# 1969 GTO Judge



## Goatman64 (Jul 7, 2016)

Hi

I am looking at 1969 GTO Judge project. 

Car is totally rust free. Panels are straight, clean and currently primed for paint. (needs to be blocked and painted). Original RAIII motor is gone. Has a 64 389 Tri-power in it now. Runs, drives,stops. 

Options: 
4 Speed,
3.55 rear
PS/PB
In dash tach
Console 

It has never left 30 miles from where it was purchased. Seller has PHS and sales invoice. 3 owner car.

For some reason, someone put on side pipes, mags and raised the back. (not my taste) 

Current owner has a fresh, date correct RAIII (WS) that he would sell with the car. 

What is a good price to pay for this type of project? 

Any feedback welcomed. I need to figure out if I am going to travel to see the car next week. 
Thanks


----------



## BearGFR (Aug 25, 2008)

Tough to tell from the pictures. I'd sure go over it with a find tooth comb. Just because he claims it's rust free doesn't make it so. Problems areas on 69's are the rear quarters (water collects in the corners of the rear window and tends to eat through the channel, down into the trunk, and take out the areas around the wheel house and lower edges), the bottom edges of the front fenders behind the wheels (there's an inner fender brace in that spot that tends to trap moisture at the bottom), and the on the cowl along the bottom of the windshield channel. Another problem area can be the rocker panels.

Without the original engine it'll never be a 6-figure "Barrett Jackson special", but if it's really a solid and almost paint-ready car and you get a date code correct RA III with it (along with all the associated RA system parts, and other things that appear to missing in the photos such as grilles, window trim mouldings, etc.) then it could be a worthwhile deal. *IF* that's the case, to take it from where it is to being near show-quality, you're probably looking at another $25k-$30k depending on how much of the work you can do yourself and how much is missing (body, paint, and drive train being the big ticket items). I'm not 100% up to date on the market, but I'm guessing a non-"numbers" but otherwise pristine and date-correct 69 Judge RAIII 4-speed would probably bring $60k-$80k on a good day.

Your call...


Bear


----------



## Goatman64 (Jul 7, 2016)

*69 Judge*

Agreed. How can I verify the body panels? He has all the ram air stuff, trim, grills, etc. Trying to figure out a good offer for the car with running 389 Tri power and replacement RA3 motor (2bolt main). Any suggestions welcomed.


----------



## Pinion head (Jan 3, 2015)

This project car looks like its in the Desert. Personally, I would be very wary of any rust free body huge project Judges anywhere near Phoenix. There has been a scourge of rebodied GTO's and rebodied Judges getting "new" body's installed in this area for the last dozen years. The culprit is well known in the hardcore collector community. When I do examine cars blown apart like the one in the pics, I always examine the frame code and date the frame was produced. if it doesn't jive with cowl tag and VIN on a '69 or '70 body, its often easy to deduce what is going on. On such cars I always take a lot of time examining the cowl tag, cowl tag attachment, as well as the VIn tag attachment.
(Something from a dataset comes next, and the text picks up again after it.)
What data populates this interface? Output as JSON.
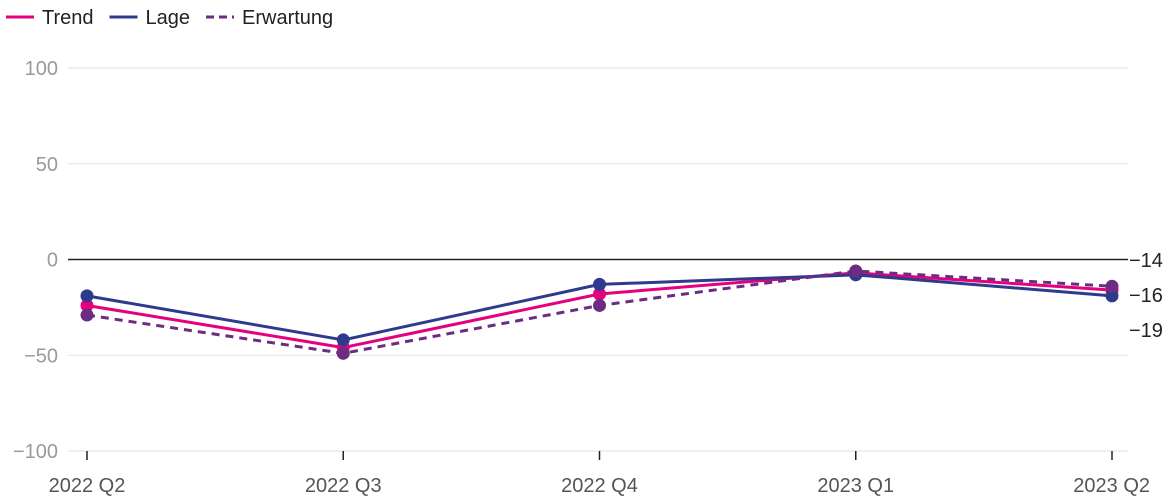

As far as the tripower engine goes, most are thrown together. if its a bigcar 389 tripower by the casting dates and original stamped codes, it is not worth much. Value of the tripower unit, plus a little more. IF its a real '65 WS or '66 WS or CA coded GTO tripower 4spd engine, it's worth some good coin. Personally, I don't get the packaging of the tripower engine and the roller Judge project. Have always had tripower units and occassionally a tripower coded GTO block in my garage, and Id never package one in a roller project Judge sale. tripowers appeal to the earlier guys, not something one would desire in a Judge restoration.


----------